When it comes to feeding our furry friends, ensuring their health and safety is paramount. Dogs have different metabolic rates than humans, and some foods that are safe for us can be harmful or even deadly to them. This FAQ section addresses common concerns and questions about what foods to avoid giving to dogs, helping pet owners make informed decisions to keep their pets healthy and happy.

Why is chocolate dangerous for dogs?

Chocolate contains theobromine and caffeine, two stimulants that dogs are unable to metabolize efficiently. Even small amounts can lead to toxic reactions, including vomiting, diarrhea, rapid heart rate, seizures, and potentially death. The darker the chocolate, the more dangerous it is due to higher levels of theobromine.

Can dogs eat grapes or raisins?

No, grapes and raisins should be strictly avoided. They can cause kidney failure in dogs, even in small quantities. The exact toxin causing this reaction is unknown, but symptoms can include vomiting, lethargy, and decreased urine production. If a dog accidentally consumes grapes or raisins, immediate veterinary care is essential.

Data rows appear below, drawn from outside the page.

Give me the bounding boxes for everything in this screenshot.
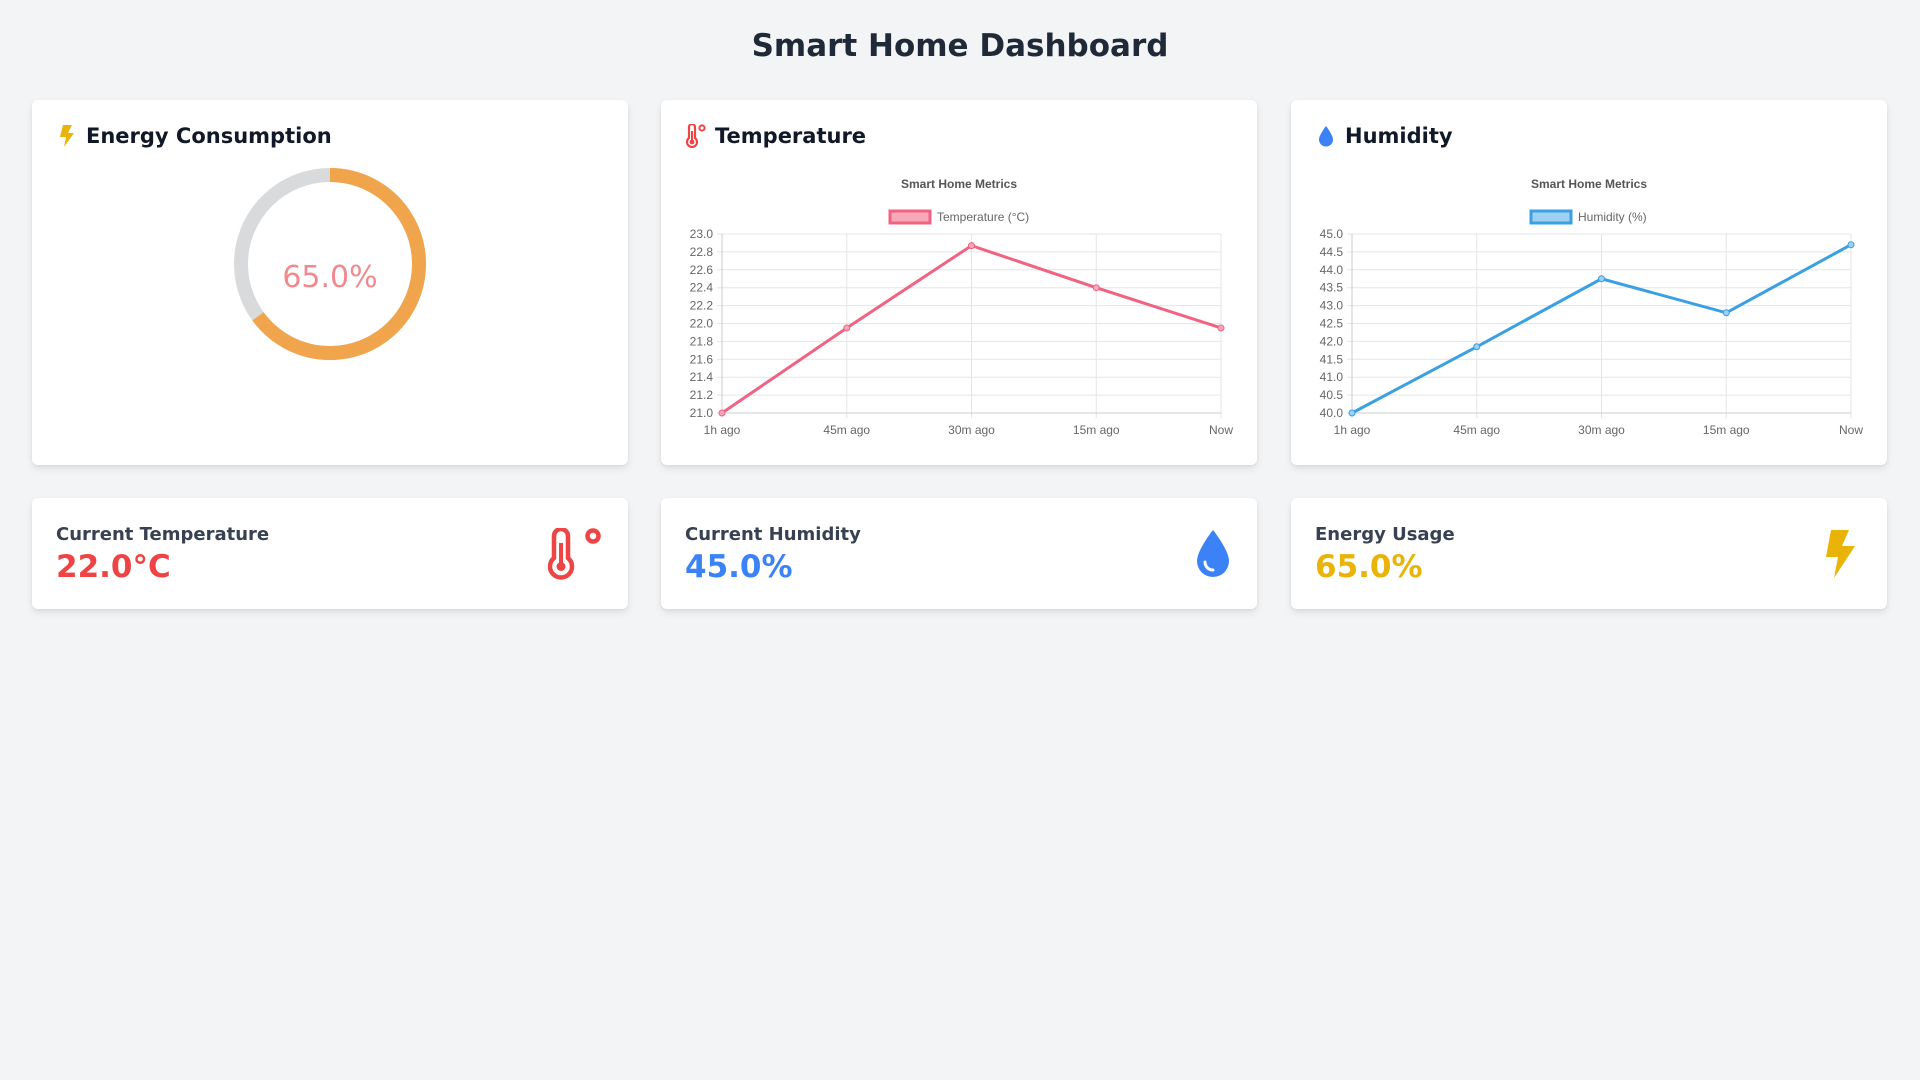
droplet-icon [1177,528,1233,580]
data-point[interactable] [1598,275,1605,283]
y-tick-label: 21.2 [690,388,714,402]
energy-usage-card: Energy Usage 65.0% [1291,498,1887,609]
data-point[interactable] [1092,284,1100,292]
stat-label: Current Humidity [685,524,861,545]
y-tick-label: 41.5 [1320,352,1344,366]
y-tick-label: 45.0 [1320,227,1344,241]
temperature-card: Temperature Smart Home Metrics Temperatu… [661,100,1257,465]
x-tick-label: Now [1209,423,1233,437]
gauge-percentage: 65.0% [282,260,378,295]
humidity-card-title: Humidity [1345,124,1453,148]
x-tick-label: 1h ago [704,423,741,437]
y-tick-label: 40.0 [1320,406,1344,420]
y-tick-label: 41.0 [1320,370,1344,384]
temperature-card-title: Temperature [715,124,867,148]
stat-label: Current Temperature [56,524,270,545]
current-humidity-card: Current Humidity 45.0% [661,498,1257,609]
y-tick-label: 21.8 [690,334,714,348]
y-tick-label: 43.0 [1320,299,1344,313]
thermometer-icon [685,124,707,148]
data-point[interactable] [1348,409,1356,417]
y-tick-label: 43.5 [1320,281,1344,295]
y-tick-label: 44.0 [1320,263,1344,277]
y-tick-label: 22.6 [690,263,714,277]
energy-card-header: Energy Consumption [56,124,332,148]
data-point[interactable] [1217,324,1225,332]
bolt-icon [56,124,78,148]
y-tick-label: 22.0 [690,317,714,331]
stat-value: 65.0% [1315,549,1423,585]
y-tick-label: 21.6 [690,352,714,366]
energy-gauge [234,168,426,360]
y-tick-label: 22.8 [690,245,714,259]
stat-label: Energy Usage [1315,524,1455,545]
y-tick-label: 21.4 [690,370,714,384]
x-tick-label: 45m ago [1453,423,1500,437]
humidity-card: Humidity Smart Home Metrics Humidity (%)… [1291,100,1887,465]
data-point[interactable] [843,324,851,332]
x-tick-label: 15m ago [1703,423,1750,437]
y-tick-label: 42.5 [1320,317,1344,331]
y-tick-label: 21.0 [690,406,714,420]
x-tick-label: 1h ago [1334,423,1371,437]
data-point[interactable] [1847,241,1855,249]
x-tick-label: 30m ago [1578,423,1625,437]
legend-label: Temperature (°C) [937,210,1029,224]
thermometer-icon [548,528,604,580]
chart-title: Smart Home Metrics [901,177,1017,191]
x-tick-label: 45m ago [823,423,870,437]
bolt-icon [1807,528,1863,580]
legend-swatch [888,209,932,225]
energy-consumption-card: Energy Consumption 65.0% [32,100,628,465]
x-tick-label: Now [1839,423,1863,437]
current-temperature-card: Current Temperature 22.0°C [32,498,628,609]
humidity-card-header: Humidity [1315,124,1453,148]
y-tick-label: 22.2 [690,299,714,313]
x-tick-label: 30m ago [948,423,995,437]
chart-legend[interactable]: Temperature (°C) [888,209,1029,225]
legend-swatch [1529,209,1573,225]
y-tick-label: 22.4 [690,281,714,295]
droplet-icon [1315,124,1337,148]
data-point[interactable] [718,409,726,417]
stat-value: 22.0°C [56,549,171,585]
temperature-chart: Smart Home Metrics Temperature (°C) 23.0… [690,177,1234,437]
energy-card-title: Energy Consumption [86,124,332,148]
temperature-card-header: Temperature [685,124,866,148]
legend-label: Humidity (%) [1578,210,1647,224]
data-point[interactable] [968,242,975,250]
y-tick-label: 23.0 [690,227,714,241]
y-tick-label: 40.5 [1320,388,1344,402]
stat-value: 45.0% [685,549,793,585]
chart-legend[interactable]: Humidity (%) [1529,209,1647,225]
humidity-chart: Smart Home Metrics Humidity (%) 45.0 44.5… [1320,177,1864,437]
data-point[interactable] [1722,309,1730,317]
chart-title: Smart Home Metrics [1531,177,1647,191]
y-tick-label: 42.0 [1320,334,1344,348]
page-title: Smart Home Dashboard [751,28,1169,64]
data-point[interactable] [1473,343,1481,351]
x-tick-label: 15m ago [1073,423,1120,437]
gauge-fill-arc [252,168,426,360]
y-tick-label: 44.5 [1320,245,1344,259]
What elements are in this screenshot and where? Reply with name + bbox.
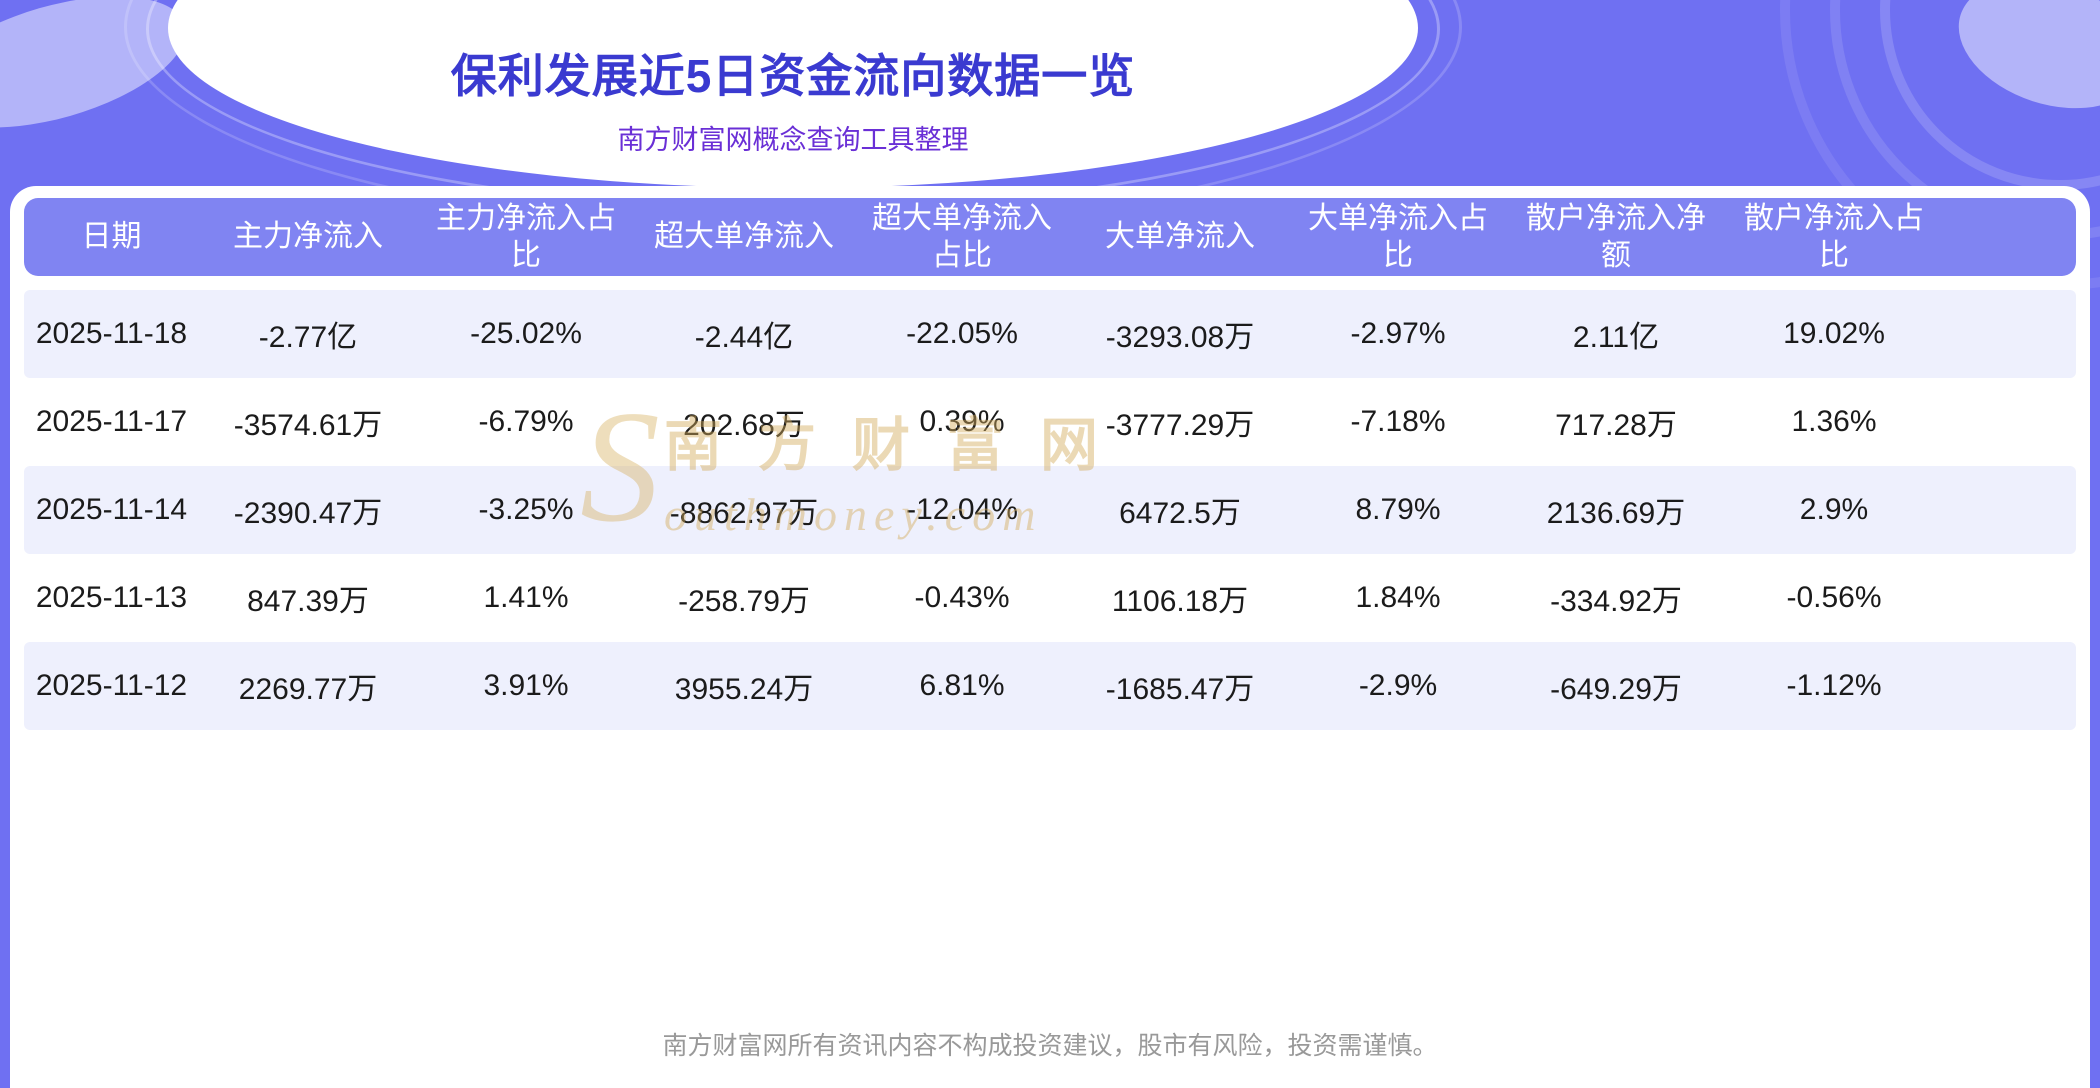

Are bones safe for dogs to chew on?

While it may seem natural to give dogs bones to chew, both raw and cooked bones can pose serious risks. They can splinter and cause oral injuries or obstruct and puncture the gastrointestinal tract. Additionally, certain bones, especially cooked ones, are hard enough to break teeth. It’s safer to provide dogs with toys and treats specifically designed for chewing that won’t harm their digestive system or teeth.

Is it okay to feed my dog leftovers from my meals?

Feeding dogs leftovers from human meals should be done with caution. Many common ingredients, like onions, garlic, and certain spices, can be toxic to dogs. Moreover, human foods tend to be higher in fats and salts, which can lead to obesity, pancreatitis, and other health issues in dogs. It’s best to feed dogs food and treats formulated for their dietary needs and to consult with a veterinarian about safe human foods.

Understanding what foods to avoid giving to dogs is crucial in preventing accidental poisoning and ensuring their well-being. Always err on the side of caution and when in doubt, consult a professional for advice on feeding your dog.


Understanding and avoiding these ten foods can significantly reduce the risk of accidental poisoning in dogs. A diet tailored specifically to their nutritional needs, combined with vigilance about potential household hazards, is key to a long, healthy life for your furry friend. If your dog does ingest any of these dangerous foods, immediate consultation with a veterinarian is crucial. Through awareness and careful feeding practices, you can help ensure the safety and health of your dog.